Royal Dutch Shell plc (ADR) (NYSE:RDS.A) and its joint venture disclosed the commencement of oil extraction from the third phase of deep-water operation in the Campos Basin of Brazil. The British drilling firm indicated that output from the project’s final phase would add a maximum of 20,000 barrels of oil a day at peak production from the field, which has already produced over 100 million barrels since 2009.
Royal Dutch Shell said that the final phase consisted of five producing wells in two basin fields of Massa and O-South. The company indicated that it was operated with an ownership stake of 50% while other two owners, India-based ONGC and QPI have 27% and 23% stakes respectively in the oil fields.

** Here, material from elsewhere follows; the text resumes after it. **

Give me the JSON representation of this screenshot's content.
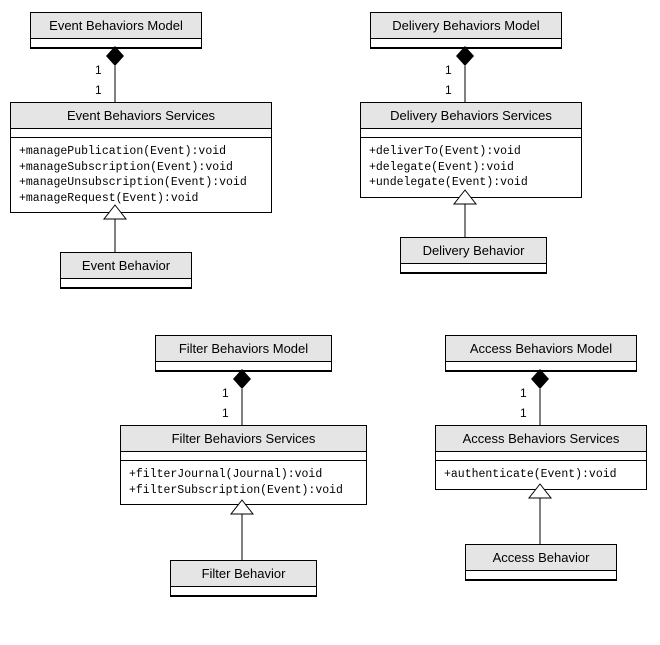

After the merger completion last month, the British firm was a leader in deep water due to its strong pipeline development in Brazil, Nigeria, Malaysia, and the Gulf of Mexico in the United States.

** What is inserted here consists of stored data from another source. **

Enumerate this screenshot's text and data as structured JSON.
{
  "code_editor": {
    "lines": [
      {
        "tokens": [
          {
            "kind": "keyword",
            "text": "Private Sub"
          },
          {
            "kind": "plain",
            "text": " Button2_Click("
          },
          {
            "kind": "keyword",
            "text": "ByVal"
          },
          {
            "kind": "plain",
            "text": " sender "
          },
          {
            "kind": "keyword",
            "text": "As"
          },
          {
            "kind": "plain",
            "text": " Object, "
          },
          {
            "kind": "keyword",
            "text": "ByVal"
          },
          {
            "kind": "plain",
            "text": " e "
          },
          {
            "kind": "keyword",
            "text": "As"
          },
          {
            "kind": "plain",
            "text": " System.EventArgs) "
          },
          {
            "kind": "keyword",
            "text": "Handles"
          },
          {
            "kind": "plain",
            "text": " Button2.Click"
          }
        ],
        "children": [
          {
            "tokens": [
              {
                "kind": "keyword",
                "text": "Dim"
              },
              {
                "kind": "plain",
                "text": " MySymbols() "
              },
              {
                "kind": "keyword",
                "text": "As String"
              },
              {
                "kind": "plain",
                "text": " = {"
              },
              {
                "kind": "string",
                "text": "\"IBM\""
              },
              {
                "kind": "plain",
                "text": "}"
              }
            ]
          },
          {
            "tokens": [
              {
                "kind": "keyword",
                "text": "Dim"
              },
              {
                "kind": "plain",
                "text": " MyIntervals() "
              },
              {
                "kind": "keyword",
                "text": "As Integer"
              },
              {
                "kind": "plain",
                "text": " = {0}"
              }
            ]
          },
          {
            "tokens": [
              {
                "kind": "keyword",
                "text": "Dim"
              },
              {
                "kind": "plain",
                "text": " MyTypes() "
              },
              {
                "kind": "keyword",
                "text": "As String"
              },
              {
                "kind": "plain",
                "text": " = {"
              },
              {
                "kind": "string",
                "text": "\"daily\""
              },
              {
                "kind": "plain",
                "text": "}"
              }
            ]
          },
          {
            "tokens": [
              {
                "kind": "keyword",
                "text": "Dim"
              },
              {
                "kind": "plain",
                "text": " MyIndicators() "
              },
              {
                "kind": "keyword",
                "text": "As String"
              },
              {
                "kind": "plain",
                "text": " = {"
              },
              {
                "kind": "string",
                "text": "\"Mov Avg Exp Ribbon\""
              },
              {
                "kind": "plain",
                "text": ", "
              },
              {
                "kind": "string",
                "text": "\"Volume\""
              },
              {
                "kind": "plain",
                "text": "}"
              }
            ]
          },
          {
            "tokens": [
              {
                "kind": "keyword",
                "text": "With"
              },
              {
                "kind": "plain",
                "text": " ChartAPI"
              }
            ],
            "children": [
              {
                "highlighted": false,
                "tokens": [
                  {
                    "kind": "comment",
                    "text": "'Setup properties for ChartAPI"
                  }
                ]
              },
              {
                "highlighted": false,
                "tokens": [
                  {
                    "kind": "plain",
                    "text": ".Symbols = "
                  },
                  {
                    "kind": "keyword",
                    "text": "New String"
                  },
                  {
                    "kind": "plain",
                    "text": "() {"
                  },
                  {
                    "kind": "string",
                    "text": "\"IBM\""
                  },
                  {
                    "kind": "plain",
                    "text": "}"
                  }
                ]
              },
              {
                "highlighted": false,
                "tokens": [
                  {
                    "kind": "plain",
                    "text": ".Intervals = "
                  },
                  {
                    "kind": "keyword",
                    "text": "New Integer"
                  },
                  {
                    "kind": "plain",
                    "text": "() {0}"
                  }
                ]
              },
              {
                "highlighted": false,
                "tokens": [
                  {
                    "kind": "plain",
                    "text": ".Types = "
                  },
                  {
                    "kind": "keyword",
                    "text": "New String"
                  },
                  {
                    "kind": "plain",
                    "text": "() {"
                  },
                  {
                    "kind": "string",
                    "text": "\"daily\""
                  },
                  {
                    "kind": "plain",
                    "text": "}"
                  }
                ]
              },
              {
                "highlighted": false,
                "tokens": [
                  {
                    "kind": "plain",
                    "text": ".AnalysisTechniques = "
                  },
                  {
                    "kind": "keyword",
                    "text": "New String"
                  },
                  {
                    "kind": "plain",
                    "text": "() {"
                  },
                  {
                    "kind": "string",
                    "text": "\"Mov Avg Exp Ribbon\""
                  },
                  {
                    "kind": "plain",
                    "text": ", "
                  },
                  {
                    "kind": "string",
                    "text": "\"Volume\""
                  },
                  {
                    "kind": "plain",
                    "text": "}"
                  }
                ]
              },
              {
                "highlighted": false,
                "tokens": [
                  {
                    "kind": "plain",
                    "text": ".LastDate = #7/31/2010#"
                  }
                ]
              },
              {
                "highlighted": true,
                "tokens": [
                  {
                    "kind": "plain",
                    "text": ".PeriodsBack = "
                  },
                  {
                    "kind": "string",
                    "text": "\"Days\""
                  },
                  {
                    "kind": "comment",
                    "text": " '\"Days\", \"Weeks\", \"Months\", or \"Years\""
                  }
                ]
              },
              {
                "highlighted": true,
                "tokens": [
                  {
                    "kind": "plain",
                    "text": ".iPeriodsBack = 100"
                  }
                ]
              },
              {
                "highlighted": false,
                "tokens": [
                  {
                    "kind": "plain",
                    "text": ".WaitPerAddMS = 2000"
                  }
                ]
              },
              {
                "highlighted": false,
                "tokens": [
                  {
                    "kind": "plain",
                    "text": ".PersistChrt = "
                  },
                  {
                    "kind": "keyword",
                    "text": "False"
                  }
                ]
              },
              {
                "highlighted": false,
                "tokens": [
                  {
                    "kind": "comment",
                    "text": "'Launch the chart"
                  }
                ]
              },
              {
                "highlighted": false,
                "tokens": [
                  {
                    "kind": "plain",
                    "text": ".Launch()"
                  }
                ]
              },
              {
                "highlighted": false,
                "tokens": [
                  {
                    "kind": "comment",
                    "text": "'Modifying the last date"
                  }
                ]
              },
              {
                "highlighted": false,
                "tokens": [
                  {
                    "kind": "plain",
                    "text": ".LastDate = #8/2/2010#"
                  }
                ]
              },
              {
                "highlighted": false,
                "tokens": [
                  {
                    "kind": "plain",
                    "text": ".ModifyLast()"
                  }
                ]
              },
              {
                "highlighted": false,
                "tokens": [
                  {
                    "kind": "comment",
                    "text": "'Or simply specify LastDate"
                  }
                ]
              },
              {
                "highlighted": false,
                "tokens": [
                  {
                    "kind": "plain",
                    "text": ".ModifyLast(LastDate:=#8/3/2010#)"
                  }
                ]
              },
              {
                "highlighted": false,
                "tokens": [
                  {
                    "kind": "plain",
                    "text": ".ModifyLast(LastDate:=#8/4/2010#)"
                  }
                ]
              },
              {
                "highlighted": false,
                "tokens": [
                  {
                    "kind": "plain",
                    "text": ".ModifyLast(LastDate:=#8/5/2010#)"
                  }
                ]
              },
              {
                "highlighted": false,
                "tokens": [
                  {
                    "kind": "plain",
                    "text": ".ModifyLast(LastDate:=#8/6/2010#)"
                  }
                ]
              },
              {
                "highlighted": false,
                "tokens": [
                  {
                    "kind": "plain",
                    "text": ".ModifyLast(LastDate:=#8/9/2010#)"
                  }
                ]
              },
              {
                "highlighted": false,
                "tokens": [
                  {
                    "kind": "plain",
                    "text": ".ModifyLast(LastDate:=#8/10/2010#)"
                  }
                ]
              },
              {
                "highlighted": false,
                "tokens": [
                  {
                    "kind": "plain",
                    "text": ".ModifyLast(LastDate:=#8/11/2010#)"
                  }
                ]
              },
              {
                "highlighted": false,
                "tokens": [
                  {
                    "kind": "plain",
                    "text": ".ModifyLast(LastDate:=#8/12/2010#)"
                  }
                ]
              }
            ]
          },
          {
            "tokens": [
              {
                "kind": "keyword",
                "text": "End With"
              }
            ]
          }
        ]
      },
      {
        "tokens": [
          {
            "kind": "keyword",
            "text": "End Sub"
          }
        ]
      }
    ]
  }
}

The oil firm said that the subsea wells were higher than 5,900 feet and linked to a floating vessel for production, storage and offloading. The rig is located over 90-miles off shore. As far as Shell is concerned, the final phase is the big deep-water project. It is also involved in another project called the Appomattox project, which is under construction. The company is part of a consortium that explores and develops the big pre-salt Libra field in Brazil.

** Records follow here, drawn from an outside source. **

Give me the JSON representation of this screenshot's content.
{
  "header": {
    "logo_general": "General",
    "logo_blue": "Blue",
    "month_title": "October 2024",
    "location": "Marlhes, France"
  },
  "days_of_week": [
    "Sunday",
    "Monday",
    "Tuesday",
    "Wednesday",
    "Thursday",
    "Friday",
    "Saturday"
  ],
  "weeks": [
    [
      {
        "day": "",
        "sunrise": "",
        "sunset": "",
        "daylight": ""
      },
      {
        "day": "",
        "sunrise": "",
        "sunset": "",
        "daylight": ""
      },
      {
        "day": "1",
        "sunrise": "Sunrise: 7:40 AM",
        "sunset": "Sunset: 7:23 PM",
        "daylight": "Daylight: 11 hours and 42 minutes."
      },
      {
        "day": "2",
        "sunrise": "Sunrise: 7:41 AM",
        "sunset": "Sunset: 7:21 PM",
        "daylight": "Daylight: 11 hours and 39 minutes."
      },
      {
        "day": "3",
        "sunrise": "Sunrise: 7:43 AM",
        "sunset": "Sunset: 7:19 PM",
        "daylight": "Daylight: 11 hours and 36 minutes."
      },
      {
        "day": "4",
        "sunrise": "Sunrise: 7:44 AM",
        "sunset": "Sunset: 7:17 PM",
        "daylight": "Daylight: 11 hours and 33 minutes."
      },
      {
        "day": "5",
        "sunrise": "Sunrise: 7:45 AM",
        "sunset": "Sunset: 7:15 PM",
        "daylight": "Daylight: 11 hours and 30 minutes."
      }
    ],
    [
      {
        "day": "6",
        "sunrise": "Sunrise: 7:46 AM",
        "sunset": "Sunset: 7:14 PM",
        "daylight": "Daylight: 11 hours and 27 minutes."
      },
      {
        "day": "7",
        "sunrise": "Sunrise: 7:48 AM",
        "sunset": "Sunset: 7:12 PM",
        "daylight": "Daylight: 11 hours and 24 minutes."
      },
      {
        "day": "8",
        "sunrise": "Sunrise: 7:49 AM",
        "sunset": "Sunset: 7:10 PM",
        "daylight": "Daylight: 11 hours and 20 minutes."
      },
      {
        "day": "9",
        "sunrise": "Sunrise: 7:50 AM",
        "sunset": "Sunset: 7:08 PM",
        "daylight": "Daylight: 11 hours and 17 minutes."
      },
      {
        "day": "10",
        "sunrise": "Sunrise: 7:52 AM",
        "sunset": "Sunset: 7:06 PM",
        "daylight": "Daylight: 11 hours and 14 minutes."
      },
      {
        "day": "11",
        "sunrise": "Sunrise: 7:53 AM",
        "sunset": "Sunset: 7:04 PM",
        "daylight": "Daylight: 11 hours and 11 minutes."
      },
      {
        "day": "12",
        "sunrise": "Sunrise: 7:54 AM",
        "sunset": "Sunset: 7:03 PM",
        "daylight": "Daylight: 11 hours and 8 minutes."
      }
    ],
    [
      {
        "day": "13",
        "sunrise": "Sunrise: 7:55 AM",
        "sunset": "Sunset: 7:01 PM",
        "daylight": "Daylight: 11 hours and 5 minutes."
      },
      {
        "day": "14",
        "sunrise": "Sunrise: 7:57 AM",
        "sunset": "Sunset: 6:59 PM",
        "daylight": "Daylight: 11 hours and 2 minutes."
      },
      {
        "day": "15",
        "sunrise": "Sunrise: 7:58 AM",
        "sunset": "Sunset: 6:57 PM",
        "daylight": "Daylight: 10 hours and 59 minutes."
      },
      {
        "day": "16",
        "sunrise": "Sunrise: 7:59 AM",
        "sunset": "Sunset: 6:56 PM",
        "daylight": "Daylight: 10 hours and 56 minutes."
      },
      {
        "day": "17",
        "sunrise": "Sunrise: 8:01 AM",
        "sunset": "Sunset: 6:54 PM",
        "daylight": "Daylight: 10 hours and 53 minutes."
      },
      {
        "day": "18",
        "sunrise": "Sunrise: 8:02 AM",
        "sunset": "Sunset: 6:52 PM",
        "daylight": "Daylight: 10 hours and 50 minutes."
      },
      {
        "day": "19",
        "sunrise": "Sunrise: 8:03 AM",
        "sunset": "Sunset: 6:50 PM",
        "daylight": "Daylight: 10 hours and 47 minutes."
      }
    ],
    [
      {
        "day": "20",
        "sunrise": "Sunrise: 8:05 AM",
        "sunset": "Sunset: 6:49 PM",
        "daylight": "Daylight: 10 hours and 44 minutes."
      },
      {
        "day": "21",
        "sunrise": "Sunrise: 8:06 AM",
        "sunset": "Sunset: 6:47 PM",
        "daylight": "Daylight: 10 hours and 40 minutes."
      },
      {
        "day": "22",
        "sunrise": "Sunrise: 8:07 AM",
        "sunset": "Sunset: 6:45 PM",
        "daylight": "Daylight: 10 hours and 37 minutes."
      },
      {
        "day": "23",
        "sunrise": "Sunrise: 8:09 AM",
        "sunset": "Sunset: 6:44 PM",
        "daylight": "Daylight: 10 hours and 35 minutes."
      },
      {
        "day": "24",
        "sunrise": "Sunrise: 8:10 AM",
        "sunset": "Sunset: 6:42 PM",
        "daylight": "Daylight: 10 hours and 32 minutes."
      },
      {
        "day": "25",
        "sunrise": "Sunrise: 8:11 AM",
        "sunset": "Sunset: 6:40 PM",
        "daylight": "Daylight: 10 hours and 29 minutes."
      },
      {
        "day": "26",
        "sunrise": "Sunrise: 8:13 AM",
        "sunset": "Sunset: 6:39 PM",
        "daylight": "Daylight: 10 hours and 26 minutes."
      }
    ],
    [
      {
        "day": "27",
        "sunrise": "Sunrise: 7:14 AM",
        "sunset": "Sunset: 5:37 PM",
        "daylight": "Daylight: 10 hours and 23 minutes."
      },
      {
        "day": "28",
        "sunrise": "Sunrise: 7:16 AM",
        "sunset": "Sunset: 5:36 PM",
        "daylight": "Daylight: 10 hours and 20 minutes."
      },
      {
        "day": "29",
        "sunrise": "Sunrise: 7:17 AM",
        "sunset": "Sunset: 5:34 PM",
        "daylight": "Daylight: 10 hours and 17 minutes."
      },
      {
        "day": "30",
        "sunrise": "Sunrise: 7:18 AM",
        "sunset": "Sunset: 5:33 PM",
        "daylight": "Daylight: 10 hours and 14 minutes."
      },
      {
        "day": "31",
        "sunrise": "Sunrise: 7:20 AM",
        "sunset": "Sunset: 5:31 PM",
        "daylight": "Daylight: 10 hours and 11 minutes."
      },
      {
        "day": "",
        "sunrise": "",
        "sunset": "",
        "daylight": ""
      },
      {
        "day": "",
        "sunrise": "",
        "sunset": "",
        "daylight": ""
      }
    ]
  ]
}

Shell’s executive vice president for Deep Water, Wael Sawan, said that the safe and early start to production was a witness to its efficient deep-water project execution. He said that the completion of the phased project demonstrated value from synergies from contractual alliance, standardization, and the tactical deployment of fresh technologies
Sawan further said that the subsea opportunities in the deep-water portfolio had development cost advantages. He said that it would contribute to the output growth that the company anticipates from offshore Brazil.